I open my eyes, and my thoughts begin to swirl. I’m feeling fatigued mentally and emotionally. I hurt when others hurt. I tend to take on the feelings of others far too easily.
Today I began my day the same as I do each day, coffee and God. I sat in the silence lacking the motivation to crack open His Word. I just needed to sit.
We start with prayer
I opened my journal and began writing to God. Side note: journaling keeps me from a wandering mind during prayer. Here’s what I wrote:
Lord, What is it you want me to do in this season? What do you want me to hear from you? Give me ears to hear and eyes to see. Lord, I want to represent you well. Teach me when to speak and when to be silent.
I’d also journaled to God how overwhelmed I felt with burdens from this world and how I wake feeling a racing heart.
We listen and watch for His reply
I then reached for my favorite devotion. I think you know the one (insert wink emoji), My Utmost For His Highest by Oswald Chambers. The day was April 13th, the key verse: Psalm 55:22 Cast thy cares upon the Lord.

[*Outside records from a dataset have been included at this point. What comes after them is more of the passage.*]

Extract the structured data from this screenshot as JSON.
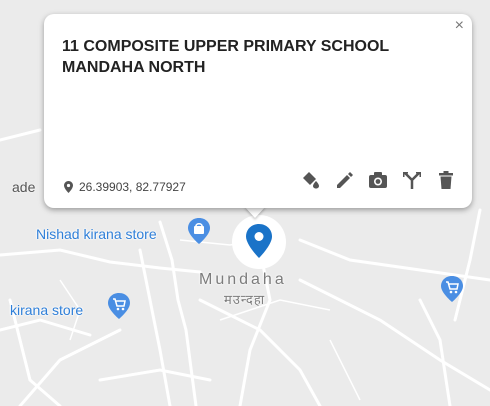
{
  "popup": {
    "title": "11 COMPOSITE UPPER PRIMARY SCHOOL MANDAHA NORTH",
    "coordinates": "26.39903, 82.77927",
    "close_label": "×",
    "tools": [
      "paint-bucket-icon",
      "pencil-icon",
      "camera-icon",
      "route-fork-icon",
      "trash-icon"
    ]
  },
  "map": {
    "partial_label": "ade",
    "place_name": "Mundaha",
    "place_name_hindi": "मउन्दहा",
    "pois": [
      {
        "name": "Nishad kirana store",
        "icon": "shopping-bag-icon"
      },
      {
        "name": "kirana store",
        "icon": "shopping-cart-icon"
      }
    ],
    "extra_poi_icon": "shopping-cart-icon"
  },
  "colors": {
    "marker": "#1a73c8",
    "poi": "#4a8ee3",
    "road": "#ffffff",
    "map_bg": "#ebebeb"
  }
}
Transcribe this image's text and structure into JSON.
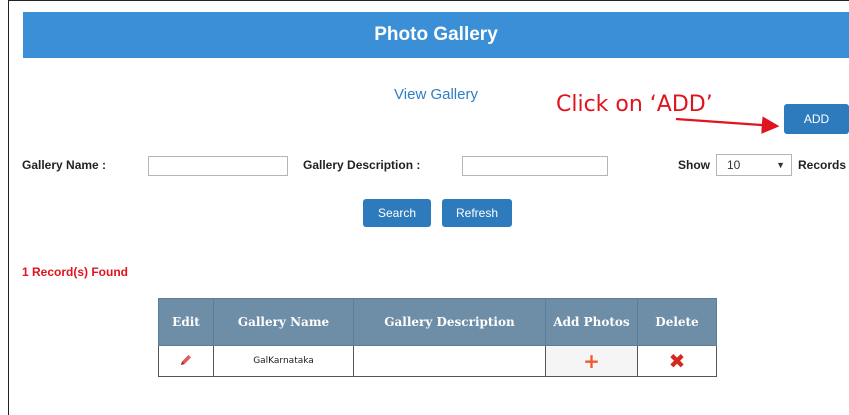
{
  "header": {
    "title": "Photo Gallery"
  },
  "subtitle": "View Gallery",
  "annotation": {
    "text": "Click on ‘ADD’"
  },
  "add_button": "ADD",
  "filters": {
    "gallery_name_label": "Gallery Name :",
    "gallery_name_value": "",
    "gallery_description_label": "Gallery Description :",
    "gallery_description_value": "",
    "show_label": "Show",
    "show_value": "10",
    "records_label": "Records"
  },
  "actions": {
    "search_label": "Search",
    "refresh_label": "Refresh"
  },
  "records_found": "1 Record(s) Found",
  "table": {
    "headers": {
      "edit": "Edit",
      "name": "Gallery Name",
      "description": "Gallery Description",
      "add_photos": "Add Photos",
      "delete": "Delete"
    },
    "rows": [
      {
        "name": "GalKarnataka",
        "description": ""
      }
    ]
  },
  "icons": {
    "edit": "pencil-icon",
    "add": "plus-icon",
    "delete": "cross-icon",
    "dropdown": "chevron-down-icon"
  },
  "colors": {
    "header": "#3a8fd6",
    "button": "#2d7bbd",
    "annotation": "#e0141e",
    "table_header": "#6e8ea8"
  }
}
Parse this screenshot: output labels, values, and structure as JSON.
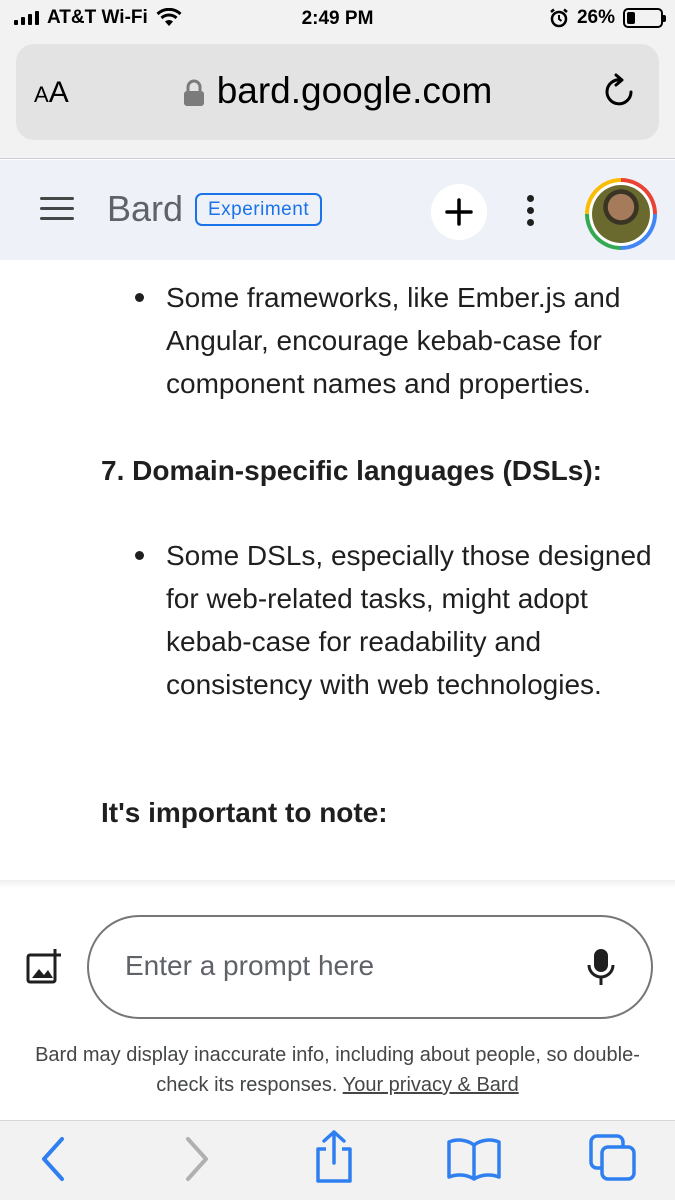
{
  "status_bar": {
    "carrier": "AT&T Wi-Fi",
    "time": "2:49 PM",
    "battery": "26%",
    "battery_level": 0.26,
    "icons": [
      "signal-icon",
      "wifi-icon",
      "alarm-icon",
      "battery-icon"
    ]
  },
  "browser": {
    "text_size_label_small": "A",
    "text_size_label_large": "A",
    "url": "bard.google.com",
    "icons": [
      "lock-icon",
      "reload-icon"
    ]
  },
  "header": {
    "logo": "Bard",
    "badge": "Experiment",
    "icons": [
      "menu-icon",
      "plus-icon",
      "more-vert-icon",
      "avatar"
    ]
  },
  "content": {
    "bullet_1": "Some frameworks, like Ember.js and Angular, encourage kebab-case for component names and properties.",
    "heading_7": "7. Domain-specific languages (DSLs):",
    "bullet_2": "Some DSLs, especially those designed for web-related tasks, might adopt kebab-case for readability and consistency with web technologies.",
    "note_heading": "It's important to note:"
  },
  "prompt": {
    "placeholder": "Enter a prompt here",
    "icons": [
      "add-image-icon",
      "mic-icon"
    ]
  },
  "disclaimer": {
    "text": "Bard may display inaccurate info, including about people, so double-check its responses.",
    "link": "Your privacy & Bard"
  },
  "toolbar": {
    "icons": [
      "back-icon",
      "forward-icon",
      "share-icon",
      "bookmarks-icon",
      "tabs-icon"
    ]
  },
  "colors": {
    "accent": "#1a73e8",
    "header_bg": "#eef2f8",
    "toolbar_blue": "#2f7ff0"
  }
}
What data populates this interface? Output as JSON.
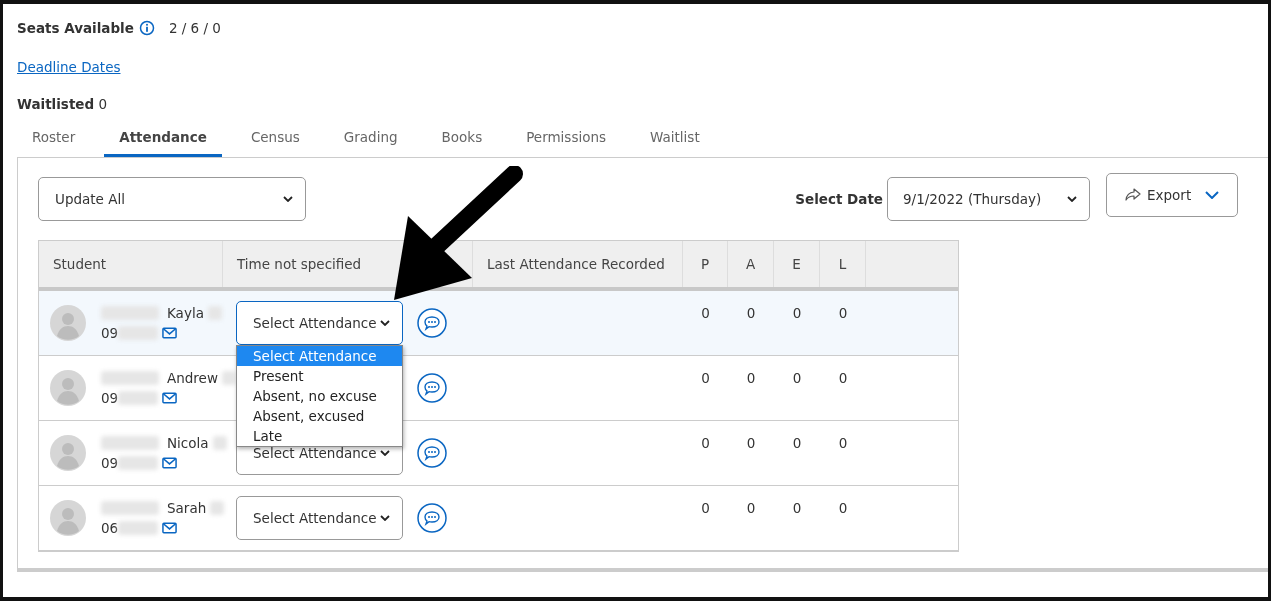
{
  "seats": {
    "label": "Seats Available",
    "value": "2 / 6 / 0"
  },
  "deadline_link": "Deadline Dates",
  "waitlisted": {
    "label": "Waitlisted",
    "value": "0"
  },
  "tabs": [
    {
      "label": "Roster",
      "selected": false
    },
    {
      "label": "Attendance",
      "selected": true
    },
    {
      "label": "Census",
      "selected": false
    },
    {
      "label": "Grading",
      "selected": false
    },
    {
      "label": "Books",
      "selected": false
    },
    {
      "label": "Permissions",
      "selected": false
    },
    {
      "label": "Waitlist",
      "selected": false
    }
  ],
  "toolbar": {
    "update_all": "Update All",
    "date_label": "Select Date",
    "date_value": "9/1/2022 (Thursday)",
    "export": "Export"
  },
  "table": {
    "columns": [
      "Student",
      "Time not specified",
      "Last Attendance Recorded",
      "P",
      "A",
      "E",
      "L"
    ],
    "rows": [
      {
        "name": "Kayla",
        "id": "09",
        "selected": true,
        "attendance": "Select Attendance",
        "counts": [
          "0",
          "0",
          "0",
          "0"
        ]
      },
      {
        "name": "Andrew",
        "id": "09",
        "selected": false,
        "counts": [
          "0",
          "0",
          "0",
          "0"
        ]
      },
      {
        "name": "Nicola",
        "id": "09",
        "selected": false,
        "attendance": "Select Attendance",
        "counts": [
          "0",
          "0",
          "0",
          "0"
        ]
      },
      {
        "name": "Sarah",
        "id": "06",
        "selected": false,
        "attendance": "Select Attendance",
        "counts": [
          "0",
          "0",
          "0",
          "0"
        ]
      }
    ]
  },
  "dropdown": {
    "options": [
      {
        "label": "Select Attendance",
        "selected": true
      },
      {
        "label": "Present",
        "selected": false
      },
      {
        "label": "Absent, no excuse",
        "selected": false
      },
      {
        "label": "Absent, excused",
        "selected": false
      },
      {
        "label": "Late",
        "selected": false
      }
    ]
  }
}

“We must distinguish between the burden bearing that is right and the burden bearing that is wrong. We ought never to bear the burden of sin or of doubt, but there are burdens placed on us by God which He does not intend to lift off, He wants us to roll them back on Him.”
We engage in dialogue with God
I stopped and journaled my prayer:
Lord, reveal to me which burdens are right and which are wrong. Teach me to roll the burdens back to You.
I went back to reading the devotion by Chambers.
” If we undertake work for God and get out of touch with Him, the sense of responsibility will be overwhelmingly crushing; but if we roll back on God that which He has put upon us, He takes away the responsibility by bringing in the realization of Himself.”
“Many workers have gone out with high courage and fine impulses, but with no intimate fellowship with Jesus Christ, and before long they are crushed.”
I picked up my pen with a gasp. Lord, I want intimate fellowship with You. Keep me from being crushed by giving me the wisom to stay intimately connected to You.
Back to Chambers.
“They do not know what to do with the burden, it produces weariness, and people say, ‘What an embittered end to such a beginning!”
Back to my journal. LORD! Teach me to roll my burden back to You. Keep me from becoming weary and protect me from an embittered end.
Back to the devotion, which feels as a direct rebuke and letter of instruction from God to me.
“Roll thy burden upon the Lord- you have been bearing it all; deliberately put one end on the shoulders of God. ‘The government shall be upon His shoulders.’ Commit to God ‘that He hath given thee’; not fling it off, but put it over onto Him and yourself with it, and the burden is lightened by the sense of companionship. Never disassociate yourself from the burden.”
Lord, this devotion feels like the most kind and tender gift to me. You desire to carry the burden but I keep picking it up alone. Lord, teach me to pray. Amen.
We reflect on the conversation
As I open-mouth reflected, I realized the burden I feel is given to me by God. The problem is that I forget to give Him the proper load. I trudge along dragging the burden when all the while He has open hands to help me. He is the load carrier. I can be His companion.
As I questioned the burden I feel for our nation, I sensed God telling me He has given me this burden for a reason, not to fling off, but He’s asking me to rely on Him and stay in intimate relationship with Him. The government is on His shoulders, not mine. I can pray. I can share and lead and encourage and point back to the cross.
I share because I trust God speaks to each of us in intimate ways. I share to encourage you to hear God’s voice intimately. I also share because I believe we see our own stories in between the lines of another’s story.